High rates of acute malnutrition are not uncommon in Chad, particularly in the western Kanem region along the border with Niger, where over the past decade rates of malnutrition have only dipped once below the World Health Organization’s emergency threshold of 15%.

Chad is now suffering from the same drought problems as others across the Sahel region, exacerbating the high levels of food insecurity which already exist in this fragile country. The United Nations Children’s Agency (UNICEF) estimates the number of acutely malnourished children will reach 127,000 this year.

A large and complex state, with over 150 different ethnic groups, Chad has suffered from the presence of many armed groups who often resort to violence to settle disputes. This means that the numbers of agencies and non-governmental organisations working there is small compared to other countries in the region. With only a few international agencies present, food aid volumes are also low. And since roads and public services are poorly developed, it takes time to meet even basic needs of drought-affected communities.

According to a recent report – ‘Escaping the Hunger Cycle, Pathways to Resilience in the Sahel’ - from a group of aid agencies, “the severe food deficit situation of households, combined with structural factors such as gender inequality and poor access to healthcare, have been generating catastrophic rates of child under-nutrition in the Sahelian zone of Chad for many years”. This year, the World Food Programme estimates that 3.6 million Chadians will need food.

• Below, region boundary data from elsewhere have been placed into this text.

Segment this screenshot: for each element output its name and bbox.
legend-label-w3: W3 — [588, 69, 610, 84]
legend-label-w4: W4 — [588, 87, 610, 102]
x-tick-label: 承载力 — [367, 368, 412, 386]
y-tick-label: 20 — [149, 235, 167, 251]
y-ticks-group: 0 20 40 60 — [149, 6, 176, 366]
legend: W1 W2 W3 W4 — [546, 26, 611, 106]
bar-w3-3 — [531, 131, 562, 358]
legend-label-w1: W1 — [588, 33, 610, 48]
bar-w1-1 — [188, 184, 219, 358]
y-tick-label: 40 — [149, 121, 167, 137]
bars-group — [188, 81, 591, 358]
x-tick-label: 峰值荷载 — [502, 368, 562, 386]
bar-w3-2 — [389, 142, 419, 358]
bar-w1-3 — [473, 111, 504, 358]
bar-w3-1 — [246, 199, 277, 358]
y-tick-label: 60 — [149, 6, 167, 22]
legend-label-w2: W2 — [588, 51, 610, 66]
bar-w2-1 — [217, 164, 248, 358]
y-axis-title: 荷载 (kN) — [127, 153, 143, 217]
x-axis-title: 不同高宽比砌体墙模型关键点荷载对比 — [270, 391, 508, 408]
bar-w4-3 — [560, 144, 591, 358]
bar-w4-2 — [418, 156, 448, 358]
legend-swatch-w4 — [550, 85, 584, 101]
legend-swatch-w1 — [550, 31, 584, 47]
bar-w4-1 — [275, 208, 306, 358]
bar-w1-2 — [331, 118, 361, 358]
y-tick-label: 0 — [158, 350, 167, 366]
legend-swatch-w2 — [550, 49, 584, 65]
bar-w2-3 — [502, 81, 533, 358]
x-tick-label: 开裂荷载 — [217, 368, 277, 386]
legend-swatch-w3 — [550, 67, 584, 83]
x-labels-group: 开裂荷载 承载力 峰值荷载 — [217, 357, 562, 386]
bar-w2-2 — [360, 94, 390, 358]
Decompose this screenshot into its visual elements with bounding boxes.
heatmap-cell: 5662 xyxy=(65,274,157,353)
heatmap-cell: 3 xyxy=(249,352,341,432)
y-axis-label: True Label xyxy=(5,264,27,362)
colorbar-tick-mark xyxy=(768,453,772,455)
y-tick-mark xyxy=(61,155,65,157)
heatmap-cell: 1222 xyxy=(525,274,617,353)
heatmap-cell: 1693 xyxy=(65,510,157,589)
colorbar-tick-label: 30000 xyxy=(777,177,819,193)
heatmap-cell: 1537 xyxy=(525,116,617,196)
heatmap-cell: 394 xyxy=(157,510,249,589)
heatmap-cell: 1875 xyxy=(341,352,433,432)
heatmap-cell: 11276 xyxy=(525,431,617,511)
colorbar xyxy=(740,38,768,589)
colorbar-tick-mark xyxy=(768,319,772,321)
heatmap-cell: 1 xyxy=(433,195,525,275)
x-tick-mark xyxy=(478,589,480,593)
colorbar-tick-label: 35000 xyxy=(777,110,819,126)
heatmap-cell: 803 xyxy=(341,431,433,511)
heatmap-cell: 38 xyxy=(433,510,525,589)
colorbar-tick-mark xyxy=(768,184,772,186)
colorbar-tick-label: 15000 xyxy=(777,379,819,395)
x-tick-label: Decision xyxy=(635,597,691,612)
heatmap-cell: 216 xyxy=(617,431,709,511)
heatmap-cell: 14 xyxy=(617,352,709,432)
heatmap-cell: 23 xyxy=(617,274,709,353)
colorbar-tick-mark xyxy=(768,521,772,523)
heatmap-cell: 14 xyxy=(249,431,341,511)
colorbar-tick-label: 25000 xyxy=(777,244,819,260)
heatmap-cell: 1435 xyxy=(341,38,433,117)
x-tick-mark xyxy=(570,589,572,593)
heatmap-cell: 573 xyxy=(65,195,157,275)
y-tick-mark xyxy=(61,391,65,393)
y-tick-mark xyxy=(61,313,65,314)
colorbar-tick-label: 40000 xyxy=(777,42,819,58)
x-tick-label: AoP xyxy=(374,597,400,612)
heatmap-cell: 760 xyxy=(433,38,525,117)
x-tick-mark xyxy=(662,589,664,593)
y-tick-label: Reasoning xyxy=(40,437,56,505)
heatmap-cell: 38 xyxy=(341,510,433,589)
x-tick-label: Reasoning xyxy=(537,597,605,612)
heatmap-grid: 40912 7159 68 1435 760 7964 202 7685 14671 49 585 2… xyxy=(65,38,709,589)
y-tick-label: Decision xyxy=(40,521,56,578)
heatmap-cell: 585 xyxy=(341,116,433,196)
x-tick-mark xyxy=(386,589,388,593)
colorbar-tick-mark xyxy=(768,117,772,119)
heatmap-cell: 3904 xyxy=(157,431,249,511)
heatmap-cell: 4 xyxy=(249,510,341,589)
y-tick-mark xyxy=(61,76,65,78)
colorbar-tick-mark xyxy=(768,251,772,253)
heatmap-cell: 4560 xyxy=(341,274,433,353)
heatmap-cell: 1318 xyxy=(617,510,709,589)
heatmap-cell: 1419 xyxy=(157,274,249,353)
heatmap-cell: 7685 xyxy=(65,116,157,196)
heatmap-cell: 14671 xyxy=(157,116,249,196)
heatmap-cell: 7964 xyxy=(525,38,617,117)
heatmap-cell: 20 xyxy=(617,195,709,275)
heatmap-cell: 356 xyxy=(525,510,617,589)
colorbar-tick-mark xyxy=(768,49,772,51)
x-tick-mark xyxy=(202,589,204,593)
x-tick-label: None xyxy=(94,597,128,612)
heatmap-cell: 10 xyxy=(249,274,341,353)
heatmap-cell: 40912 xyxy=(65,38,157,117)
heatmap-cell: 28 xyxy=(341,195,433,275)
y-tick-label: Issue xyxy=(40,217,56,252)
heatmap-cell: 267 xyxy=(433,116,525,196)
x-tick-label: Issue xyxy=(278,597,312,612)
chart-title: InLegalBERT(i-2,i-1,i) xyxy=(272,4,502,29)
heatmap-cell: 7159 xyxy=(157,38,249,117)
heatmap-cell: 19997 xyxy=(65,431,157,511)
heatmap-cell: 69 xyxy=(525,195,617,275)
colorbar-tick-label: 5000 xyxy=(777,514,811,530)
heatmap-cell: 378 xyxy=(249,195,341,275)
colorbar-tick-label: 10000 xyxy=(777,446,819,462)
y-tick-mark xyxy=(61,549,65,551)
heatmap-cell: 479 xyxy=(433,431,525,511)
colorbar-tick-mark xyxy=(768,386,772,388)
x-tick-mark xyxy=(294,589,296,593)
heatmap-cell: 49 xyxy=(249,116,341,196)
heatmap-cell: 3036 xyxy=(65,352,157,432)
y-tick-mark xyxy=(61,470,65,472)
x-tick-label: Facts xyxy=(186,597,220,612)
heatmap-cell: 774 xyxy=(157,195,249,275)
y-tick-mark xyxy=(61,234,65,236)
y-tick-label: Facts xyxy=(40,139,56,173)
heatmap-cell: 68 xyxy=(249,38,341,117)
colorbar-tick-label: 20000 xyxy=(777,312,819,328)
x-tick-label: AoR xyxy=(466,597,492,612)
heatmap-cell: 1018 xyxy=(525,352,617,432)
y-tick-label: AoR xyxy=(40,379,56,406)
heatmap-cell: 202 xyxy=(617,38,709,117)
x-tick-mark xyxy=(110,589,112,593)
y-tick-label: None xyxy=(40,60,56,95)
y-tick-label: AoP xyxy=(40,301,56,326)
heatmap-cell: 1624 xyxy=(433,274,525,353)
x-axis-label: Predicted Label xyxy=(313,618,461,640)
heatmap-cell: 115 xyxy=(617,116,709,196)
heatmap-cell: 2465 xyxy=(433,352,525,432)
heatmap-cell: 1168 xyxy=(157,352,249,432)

But while more food aid is vital for Chad, agencies say that little long-term progress can be made to improve the situation until other factors are also addressed, particularly the country’s poor health system. Over the last twenty years, there has been no improvement in strengthening government institutions and basic services in western Sahel. Hospitals and clinics lack qualified staff, equipment and medicines, though UNICEF says the main problem remains the lack of “human resources”.

Thanks to support from aid agencies, over 260 health centres are treating cases of acute and severe malnutrition across ten regions. UNICEF is also helping to train more district health workers, boosting medical staff by 1,000 this year. But until Chad invests in a long term strategy for tackling malnutrition and treatment, help will continue to fall short and consist of mainly reactive and short-term emergency measures.